Prospective multicentre study confirms safety and efficacy of percutaneous EVAR

1759

The first prospective, multicentre study of unselected patients undergoing percutaneous endovascular aortic aneurysm repair (EVAR) confirms previous findings of single-centre studies that the procedure is associated with a high technical success rate when performed by experienced operators.

Writing in The Journal of Cardiovascular Surgery, Giovanni Pratesi (Unit of Vascular Surgery, Department of Biomedicine and Prevention, University of Rome “Tor Vergata”, Rome, Italy) and others report that the benefits attributed to percutaneous EVAR—compared with EVAR using standard femoral exposure—include “shorter procedural times, lower complication rates, and shorter hospital stays”. However, the authors note the current evidence for the procedure is “mainly based on single-centre observational studies with only two randomised controlled trials published so far, as underlined in a recent systematic review from the Cochrane collaboration”. They add that although percutaneous EVAR may reduce the rate of complications, it is not “free of complications” and that potential predictors of procedure failure include “common femoral artery calcification, obesity, scarred groins, sheath size and operator experience”. Therefore, Pratesi et al established a prospective, multicentre registry to “provide a real-world experience on the contemporary management of percutaneous EVAR”. The aim of the present study was to report the intraoperative and 30-day technical success and complication rates of patients who underwent the procedure in the registry (known as the Italian Percutaneous EVAR Registry or IPER). Another aim of the study, Pratesi et al  comment, was to identify factors affecting outcomes.

Between January 2010 and December 2014, 2,381 percutaneous EVAR procedures were performed at seven high-volume centres (to be involved in the study, a centre had to have experience of at least 50 percutaneous EVAR procedures) in 1,322 consecutive patients. Pratesi et al comment: “Prostar XL (Abbott Vascular) was the sole closure device used up to 2013 when Perclose ProGlide (also Abbott Vascular) received FDA approval for closure up to 21F in sheath size. For this reason, Prostar XL was the most commonly deployed closure device in the registry, being used in 1,867 femoral accesses whereas the remaining 514 were managed with either one or two Perclose ProGlide devices, based on sheath size according to the instructions for use.”

Percutaneous access was technically successful in 96.8% (2,305 common femoral arteries) of procedures. The causes of surgical conversion in the 3.2% of procedures that were not successful included acute bleeding (54 cases) and acute common femoral artery occlusion (22 cases) as a result of suture break, not sliding knot or detachment of the atheromatous plaque in the posterior wall.

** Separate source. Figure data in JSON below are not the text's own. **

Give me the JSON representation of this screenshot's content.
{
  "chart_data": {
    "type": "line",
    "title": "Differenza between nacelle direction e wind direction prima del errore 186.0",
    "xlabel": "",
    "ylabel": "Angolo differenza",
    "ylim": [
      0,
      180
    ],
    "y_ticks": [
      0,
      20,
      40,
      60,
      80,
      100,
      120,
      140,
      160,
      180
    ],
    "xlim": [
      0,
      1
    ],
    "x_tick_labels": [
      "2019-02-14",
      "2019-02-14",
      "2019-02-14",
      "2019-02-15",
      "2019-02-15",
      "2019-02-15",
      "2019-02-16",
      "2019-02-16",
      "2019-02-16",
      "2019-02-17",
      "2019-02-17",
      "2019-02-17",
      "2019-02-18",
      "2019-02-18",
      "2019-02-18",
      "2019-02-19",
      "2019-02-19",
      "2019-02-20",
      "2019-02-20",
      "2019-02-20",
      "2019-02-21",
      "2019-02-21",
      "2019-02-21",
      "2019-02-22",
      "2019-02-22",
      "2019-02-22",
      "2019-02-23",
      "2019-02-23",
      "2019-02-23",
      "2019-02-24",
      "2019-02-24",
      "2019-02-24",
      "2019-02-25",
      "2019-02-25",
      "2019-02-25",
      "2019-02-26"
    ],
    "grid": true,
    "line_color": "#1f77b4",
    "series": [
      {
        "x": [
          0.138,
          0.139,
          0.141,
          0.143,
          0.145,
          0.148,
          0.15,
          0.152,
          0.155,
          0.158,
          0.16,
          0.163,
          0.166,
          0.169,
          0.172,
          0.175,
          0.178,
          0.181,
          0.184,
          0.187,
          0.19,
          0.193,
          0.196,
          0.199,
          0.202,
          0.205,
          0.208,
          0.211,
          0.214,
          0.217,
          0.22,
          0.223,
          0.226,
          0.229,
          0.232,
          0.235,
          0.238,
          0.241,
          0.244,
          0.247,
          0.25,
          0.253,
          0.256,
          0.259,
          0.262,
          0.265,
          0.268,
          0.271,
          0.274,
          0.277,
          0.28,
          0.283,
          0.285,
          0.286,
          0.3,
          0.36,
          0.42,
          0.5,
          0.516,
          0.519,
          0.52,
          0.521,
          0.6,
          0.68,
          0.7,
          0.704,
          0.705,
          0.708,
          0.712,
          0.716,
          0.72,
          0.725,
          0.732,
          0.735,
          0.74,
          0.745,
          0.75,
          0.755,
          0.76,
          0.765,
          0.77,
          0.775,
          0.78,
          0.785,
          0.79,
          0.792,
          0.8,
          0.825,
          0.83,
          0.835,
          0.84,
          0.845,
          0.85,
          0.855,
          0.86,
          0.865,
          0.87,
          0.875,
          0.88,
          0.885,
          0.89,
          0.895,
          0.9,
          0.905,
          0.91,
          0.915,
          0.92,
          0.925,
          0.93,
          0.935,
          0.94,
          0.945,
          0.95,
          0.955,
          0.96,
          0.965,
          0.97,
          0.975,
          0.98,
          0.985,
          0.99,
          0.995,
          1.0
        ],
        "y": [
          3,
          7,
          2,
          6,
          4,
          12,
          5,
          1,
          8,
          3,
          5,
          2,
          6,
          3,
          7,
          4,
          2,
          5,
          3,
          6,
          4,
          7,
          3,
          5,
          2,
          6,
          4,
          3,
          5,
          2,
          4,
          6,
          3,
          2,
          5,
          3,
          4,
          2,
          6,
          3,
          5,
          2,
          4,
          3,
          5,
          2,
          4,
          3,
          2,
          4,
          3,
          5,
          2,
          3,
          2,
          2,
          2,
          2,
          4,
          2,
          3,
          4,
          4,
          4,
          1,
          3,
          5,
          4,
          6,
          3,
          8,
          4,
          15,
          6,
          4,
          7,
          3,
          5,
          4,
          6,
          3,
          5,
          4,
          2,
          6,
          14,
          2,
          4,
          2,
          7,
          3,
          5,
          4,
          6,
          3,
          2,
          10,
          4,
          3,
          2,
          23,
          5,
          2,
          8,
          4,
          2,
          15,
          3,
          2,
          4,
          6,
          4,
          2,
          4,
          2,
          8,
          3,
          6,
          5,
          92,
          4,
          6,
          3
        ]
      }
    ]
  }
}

Duplex or computed tomography examination, during the first month of follow-up, identified six puncture site complications, two pseudoaneurysms, and four common femoral artery occlusions and all of these cases required surgical open femoral repair. However, the authors note: “We did not observe any other case of access-related complication, including infection and arteriovenous fistula or neurological damage.” They state that the low rate of complications during follow-up “adds robust evidence to the current literature on the long-term effectiveness of percutaneous access.”

Pratesi et al report that multivariate logistic regression analysis “identified the presence of femoral artery calcifications as the only independent predictive factor of percutaneous access failure (=0.036)” and comment that the presence of calcifications “can directly compromise the closure system functionality by causing inappropriate needle deployment through the artery wall, inability to secure the suture and suture distribution as well”. They note that these problems are “directly related to a technical failure of the closure device” and are independent from the operator’s experience.

According to the Pratesi et al, the registry results indicated a non-significant trend towards a higher technical success rate with the Prostar XL device than with the Proglide device. However, they comment: “One can suppose that with a larger sample size of the Perclose Proglide group, differences would become significant.”

“The present experience confirms that totally percutaneous EVAR using either the Prostar XL or Proglide is a safe and effective operation,” the authors write.